抗リン脂質抗体症候群は1つ以上の蛋白(例,β2グリコプロテインⅠ,プロトロンビン,アネキシン)に対する様々な自己免疫抗体に関連した血栓症および妊娠においては胎児死亡から成る病態である。これらの蛋白は,正常な状態ではリン脂質膜の成分に結合し,過剰な凝固活性からその成分を守る。自己抗体はその保護的な蛋白に取って代わることで内皮細胞表面を凝血促進作用のあるものに変えて動脈または静脈血栓症の原因となる。
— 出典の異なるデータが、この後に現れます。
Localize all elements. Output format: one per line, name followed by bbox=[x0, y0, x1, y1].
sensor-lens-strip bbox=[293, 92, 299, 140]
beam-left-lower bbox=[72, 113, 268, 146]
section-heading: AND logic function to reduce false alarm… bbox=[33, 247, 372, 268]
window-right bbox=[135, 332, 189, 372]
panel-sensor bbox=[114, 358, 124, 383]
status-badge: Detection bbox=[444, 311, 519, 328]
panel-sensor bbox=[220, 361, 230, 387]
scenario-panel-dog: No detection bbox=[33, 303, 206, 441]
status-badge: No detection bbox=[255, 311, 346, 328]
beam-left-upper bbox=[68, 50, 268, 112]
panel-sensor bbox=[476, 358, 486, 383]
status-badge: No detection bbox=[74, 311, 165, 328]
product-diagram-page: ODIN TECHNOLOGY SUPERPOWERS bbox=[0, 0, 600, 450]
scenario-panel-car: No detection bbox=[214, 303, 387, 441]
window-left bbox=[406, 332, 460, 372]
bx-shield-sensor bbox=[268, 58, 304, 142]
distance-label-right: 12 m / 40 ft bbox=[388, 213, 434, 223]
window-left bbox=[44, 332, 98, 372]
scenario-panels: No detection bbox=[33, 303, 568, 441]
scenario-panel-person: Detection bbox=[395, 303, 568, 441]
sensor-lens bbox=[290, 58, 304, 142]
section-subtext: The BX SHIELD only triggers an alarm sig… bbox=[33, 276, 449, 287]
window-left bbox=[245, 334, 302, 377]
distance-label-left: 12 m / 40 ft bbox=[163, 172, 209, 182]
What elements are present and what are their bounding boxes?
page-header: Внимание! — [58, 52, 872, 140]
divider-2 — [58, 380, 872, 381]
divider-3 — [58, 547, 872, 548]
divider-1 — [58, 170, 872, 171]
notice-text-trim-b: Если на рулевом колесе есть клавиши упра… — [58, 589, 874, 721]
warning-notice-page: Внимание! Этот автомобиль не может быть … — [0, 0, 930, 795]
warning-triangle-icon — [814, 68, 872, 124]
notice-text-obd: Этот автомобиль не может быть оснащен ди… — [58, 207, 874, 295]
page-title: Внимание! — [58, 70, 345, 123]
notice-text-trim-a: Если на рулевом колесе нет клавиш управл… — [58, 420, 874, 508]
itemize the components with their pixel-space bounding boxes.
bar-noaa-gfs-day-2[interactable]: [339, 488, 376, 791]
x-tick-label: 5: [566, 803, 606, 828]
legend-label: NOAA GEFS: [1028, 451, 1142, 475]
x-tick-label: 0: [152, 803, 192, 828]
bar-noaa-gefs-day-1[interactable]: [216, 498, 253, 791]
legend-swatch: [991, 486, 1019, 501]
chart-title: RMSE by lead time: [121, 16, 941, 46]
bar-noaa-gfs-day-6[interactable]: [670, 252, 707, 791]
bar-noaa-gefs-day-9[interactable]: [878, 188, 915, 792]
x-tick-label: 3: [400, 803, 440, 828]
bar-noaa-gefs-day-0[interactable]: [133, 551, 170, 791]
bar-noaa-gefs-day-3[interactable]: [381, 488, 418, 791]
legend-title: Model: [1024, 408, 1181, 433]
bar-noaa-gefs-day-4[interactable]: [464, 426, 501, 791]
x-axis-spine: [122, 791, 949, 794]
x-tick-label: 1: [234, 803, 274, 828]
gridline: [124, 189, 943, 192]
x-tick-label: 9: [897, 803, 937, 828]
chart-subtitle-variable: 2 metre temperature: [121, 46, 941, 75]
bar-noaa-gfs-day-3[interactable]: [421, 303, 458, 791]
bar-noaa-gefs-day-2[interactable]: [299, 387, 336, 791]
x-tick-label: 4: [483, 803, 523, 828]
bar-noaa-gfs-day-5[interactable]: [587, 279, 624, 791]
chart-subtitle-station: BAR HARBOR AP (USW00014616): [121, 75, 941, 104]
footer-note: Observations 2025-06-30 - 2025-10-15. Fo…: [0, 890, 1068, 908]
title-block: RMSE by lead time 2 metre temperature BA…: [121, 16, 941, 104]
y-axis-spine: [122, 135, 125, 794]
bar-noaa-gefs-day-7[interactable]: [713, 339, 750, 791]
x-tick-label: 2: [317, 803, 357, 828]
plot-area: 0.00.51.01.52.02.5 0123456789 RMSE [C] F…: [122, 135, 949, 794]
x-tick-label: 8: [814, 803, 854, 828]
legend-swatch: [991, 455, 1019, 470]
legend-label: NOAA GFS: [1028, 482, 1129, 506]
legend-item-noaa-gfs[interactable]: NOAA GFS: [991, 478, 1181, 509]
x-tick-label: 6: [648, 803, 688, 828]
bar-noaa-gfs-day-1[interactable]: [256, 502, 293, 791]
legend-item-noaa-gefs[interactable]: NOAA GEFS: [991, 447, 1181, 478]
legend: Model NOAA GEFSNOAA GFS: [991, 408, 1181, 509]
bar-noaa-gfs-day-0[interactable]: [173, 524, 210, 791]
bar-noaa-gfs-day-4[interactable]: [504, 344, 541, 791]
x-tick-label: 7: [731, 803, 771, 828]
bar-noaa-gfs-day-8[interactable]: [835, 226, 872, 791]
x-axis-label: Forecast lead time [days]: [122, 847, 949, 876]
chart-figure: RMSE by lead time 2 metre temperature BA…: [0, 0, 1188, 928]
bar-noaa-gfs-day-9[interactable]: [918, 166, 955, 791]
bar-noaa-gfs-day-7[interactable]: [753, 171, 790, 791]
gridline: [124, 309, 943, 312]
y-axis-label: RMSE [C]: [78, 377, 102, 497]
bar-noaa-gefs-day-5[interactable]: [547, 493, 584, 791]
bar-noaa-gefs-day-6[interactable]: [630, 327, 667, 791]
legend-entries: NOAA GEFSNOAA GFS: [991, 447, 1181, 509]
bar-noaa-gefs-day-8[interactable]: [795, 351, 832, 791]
In vitroの凝固検査では逆に延長する場合があるが,その理由は,抗蛋白/リン脂質抗体は,検査を開始するために血漿に加えられたリン脂質成分の上では凝固因子の集合および活性化を妨げるからである。ループス抗凝固因子は蛋白-リン脂質複合体に結合する抗リン脂質自己抗体である。ループス抗凝固因子はSLE患者で初めて認められたが,今はその自己抗体をもつ患者の中でSLE患者が占める割合は小さい。ヘパリン,ワルファリン,およびアスピリンが予防および治療に使われている。

高ホモシステイン血症

高ホモシステイン血症は動脈血栓症および静脈血栓塞栓症の素因となりうるが,原因はおそらく血管内皮細胞の損傷と考えられる。ホモ接合体のシスタチオニンβシンターゼ欠乏症では血漿ホモシステイン濃度は10倍以上に上昇する。ヘテロ接合体欠乏症,およびその他の葉酸の代謝異常(メチルテトラヒドロ葉酸脱水素酵素欠乏症など)では濃度の上昇は軽度である。しかしながら,高ホモシステイン血症の最も一般的な原因は後天性の葉酸,ビタミンB12またはビタミンB6欠乏症である。診断は血漿ホモシステイン濃度測定により行う。ホモシステイン濃度は,葉酸,ビタミンB12,またはビタミンB6(ピリドキシン)を含む食品を単独あるいは組み合わせて栄養補充することで正常に戻しうるが,この療法が動脈や静脈の血栓のリスクを減らすか否かについては明らかでない。